Al llegar a casa se encuentra con una realidad triste. Al igual que otras familias, los Joad han perdido sus tierras. Solo les queda viajar a alguna otra parte del país donde recomenzar. Sin embargo, no todos están por la labor de emprender ese viaje. La aventura queda para los jóvenes. Grandpa, el abuelo, se resiste como un niño enrabietado a subir a la camioneta. Esa es su tierra, donde nació y crió a sus hijos. Y ahora le quieren obligar a abandonarla. La reacción de su familia es unánime: no van a dejarle ahí abandonado, por mucho que sea su voluntad. Por encima de todo, son una familia y la familia siempre tiene que permanecer unida, contra viento y marea, contra desahucios, leyes, penurias, disparates y dislates de viejo cascarrabias… Sea o no acorde con su decisión personal, el abuelo no se va a salir con la suya. Se empeñan y logran montarlo en el camión a regañadientes. El deseo de Grandpa está muy reñido con su supervivencia. Todos saben que se equivoca, por mucho que sea un adulto, esté sufriendo y “sea su voluntad”. Es una boca más que alimentar, sí; pero no una carga. Una persona nunca es una carga. Nadie en su sano juicio, ni “por el amor de todos los santos”, concebiría dejarle ahí.
Las uvas de la ira refleja una consideración profunda y justa de los ancianos, la que se tenía de ellos cuando la gente todavía no había perdido la cordura. Nos cuidaron, son la voz de la experiencia y la referencia más primordial de todo lo conocido. Sin ellos, la familia no sería; sin ellos, la familia está huérfana. Sin ellos, la sociedad y sus instituciones pierden su pasado. Como buen irlandés, hijo y nieto, padre y esposo, John Ford realza la humanidad y la delicadeza de los miembros de la familia Joad. El mundo se había entregado a una nefasta y dolorosa guerra mercantil y territorial. Porque las guerras de toda clase las deciden los políticos, no la gente decente, a la que a veces suelen arrastrar y envilecer.
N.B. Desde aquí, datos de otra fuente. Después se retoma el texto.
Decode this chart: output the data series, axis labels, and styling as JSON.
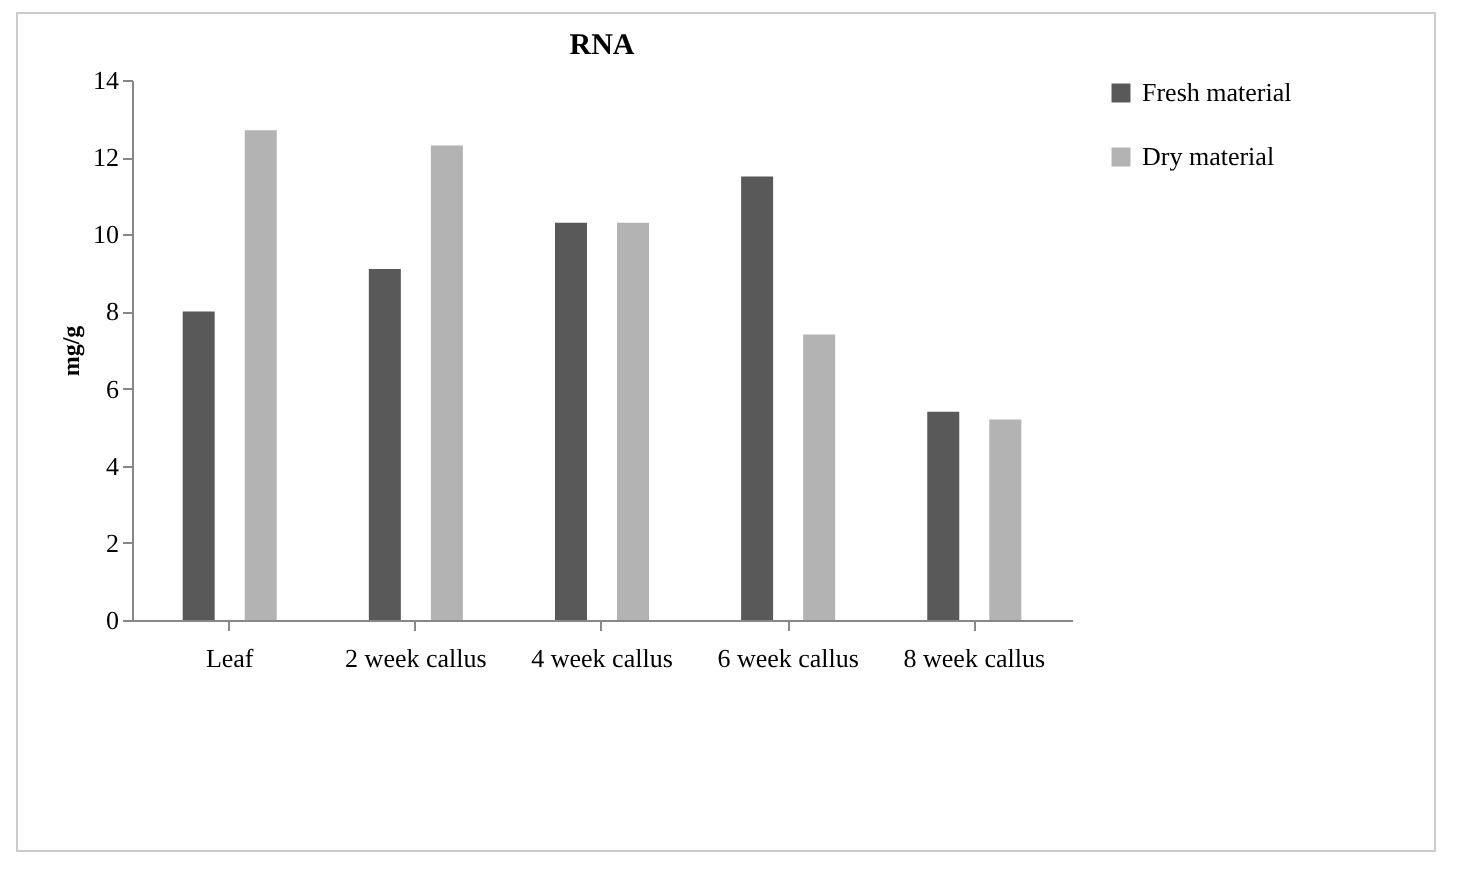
{
  "chart_data": {
    "type": "bar",
    "title": "RNA",
    "ylabel": "mg/g",
    "categories": [
      "Leaf",
      "2 week callus",
      "4 week callus",
      "6 week callus",
      "8 week callus"
    ],
    "series": [
      {
        "name": "Fresh material",
        "color": "#595959",
        "values": [
          8.0,
          9.1,
          10.3,
          11.5,
          5.4
        ]
      },
      {
        "name": "Dry material",
        "color": "#b3b3b3",
        "values": [
          12.7,
          12.3,
          10.3,
          7.4,
          5.2
        ]
      }
    ],
    "ylim": [
      0,
      14
    ],
    "yticks": [
      0,
      2,
      4,
      6,
      8,
      10,
      12,
      14
    ],
    "grid": false,
    "legend": "right"
  }
}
Mientras tanto, Ford repasa el pasado más reciente del americano sencillo, de a pie, que se ve obligado a sufrir la vida tal y como viene. “Somos la gente”, dice Ma Joad, “y la gente siempre sale adelante, por muchas que sean las dificultades que haya que superar”.
No obstante, llegó su hora: “Estoy muy cansado, muy cansado”, dice el abuelo tumbado en la cuneta de la carretera 66, a la sombra de un tenderete provisional, mientras coge un puñado de tierra que se arroja sobre sí, consciente de que es el fin. Asistimos a la intimidad de su lecho de muerte, junto a su hijo y su nieto, que le asisten para no dejarle solo ni desamparado, de nuevo.
John Ford podría habernos ahorrado el momento del duelo. Sin embargo, lo consideró digno de un espacio en el filme. En la vida -como en el viaje de los Joad, donde cada cual sueña, se entristece, se encoleriza, se humilla, es paciente, se sacrifica y muere- debería seguir habiendo espacio para la vida tal y como es. Esa es la perfección de la vida real.
Nadie sabe qué haremos cuando llegue la hora de la verdad. Quién sabe qué motivará nuestras decisiones. Quizá -Dios no lo quiera- nos avergoncemos. Aún estamos a tiempo. Al menos, Ford nos contó su decisión poética. Bueno es saberlo.